O mor başörtülü motoru ve kısa boylu kekoyu düşününce hayatta pek şaşılacak bir şey olmadığını kabul ettim şüphesiz. Gizli hayranı geride bırakıp bu düşüncelerle ara sokaklara daldım, Faruk da arkamdan geldi.O sırada arkamızdan birisi seslendi. “Faruk, Faruk len…” Döndük. “Naber kız?” dedi Faruk. “Bak bu arkadaşım Tuğçe.” Gözlerimin içine bakarak elini uzattı. Elini sıktım. Tek düşündüğüm en son kıçını hangi eliyle yıkadığıydı. Temiz olma ihtimali yüzde elliydi. Şans gereksinimim olduğunda yüzde elli olasılıkları da benim kazanma ihtimalim nedense her zaman yüzde sıfırdı.

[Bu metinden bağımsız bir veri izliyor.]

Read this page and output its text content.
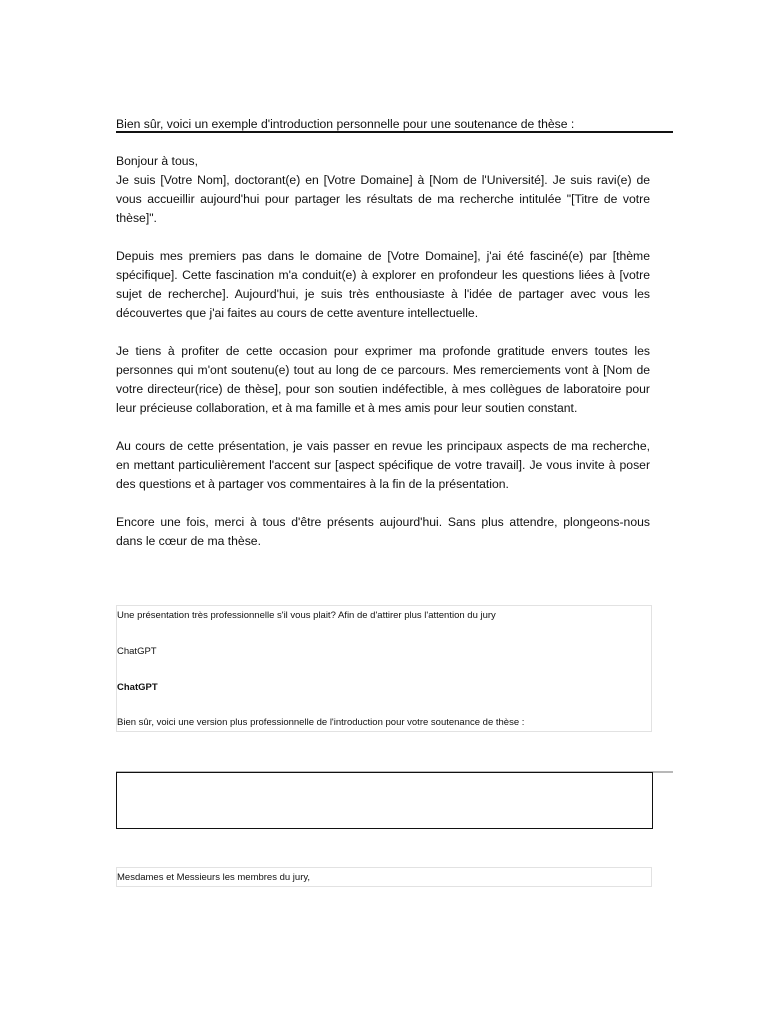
Bien sûr, voici un exemple d'introduction personnelle pour une soutenance de thèse :
Bonjour à tous,
Je suis [Votre Nom], doctorant(e) en [Votre Domaine] à [Nom de l'Université]. Je suis ravi(e) de vous accueillir aujourd'hui pour partager les résultats de ma recherche intitulée "[Titre de votre thèse]".
Depuis mes premiers pas dans le domaine de [Votre Domaine], j'ai été fasciné(e) par [thème spécifique]. Cette fascination m'a conduit(e) à explorer en profondeur les questions liées à [votre sujet de recherche]. Aujourd'hui, je suis très enthousiaste à l'idée de partager avec vous les découvertes que j'ai faites au cours de cette aventure intellectuelle.
Je tiens à profiter de cette occasion pour exprimer ma profonde gratitude envers toutes les personnes qui m'ont soutenu(e) tout au long de ce parcours. Mes remerciements vont à [Nom de votre directeur(rice) de thèse], pour son soutien indéfectible, à mes collègues de laboratoire pour leur précieuse collaboration, et à ma famille et à mes amis pour leur soutien constant.
Au cours de cette présentation, je vais passer en revue les principaux aspects de ma recherche, en mettant particulièrement l'accent sur [aspect spécifique de votre travail]. Je vous invite à poser des questions et à partager vos commentaires à la fin de la présentation.
Encore une fois, merci à tous d'être présents aujourd'hui. Sans plus attendre, plongeons-nous dans le cœur de ma thèse.
Une présentation très professionnelle s'il vous plait? Afin de d'attirer plus l'attention du jury
ChatGPT
ChatGPT
Bien sûr, voici une version plus professionnelle de l'introduction pour votre soutenance de thèse :
Mesdames et Messieurs les membres du jury,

“Merhaba ,”dedim. İlk ismi neydi acaba? Babasının erkek doğduğu için sevinerek taktığı ilk ismi… Uzun boylu, iri vücutlu, siyah saçlıydı; ya saç ekletmişti ya da peruk. Bu kadar güzel saça sahip olması olanaksızdı. Kıçında fırfırlı bir etek vardı. Arabanın başına kadar yürüdük. Sota park yerinde onları arabada baş başa bıraktım ve kaldırıma oturdum…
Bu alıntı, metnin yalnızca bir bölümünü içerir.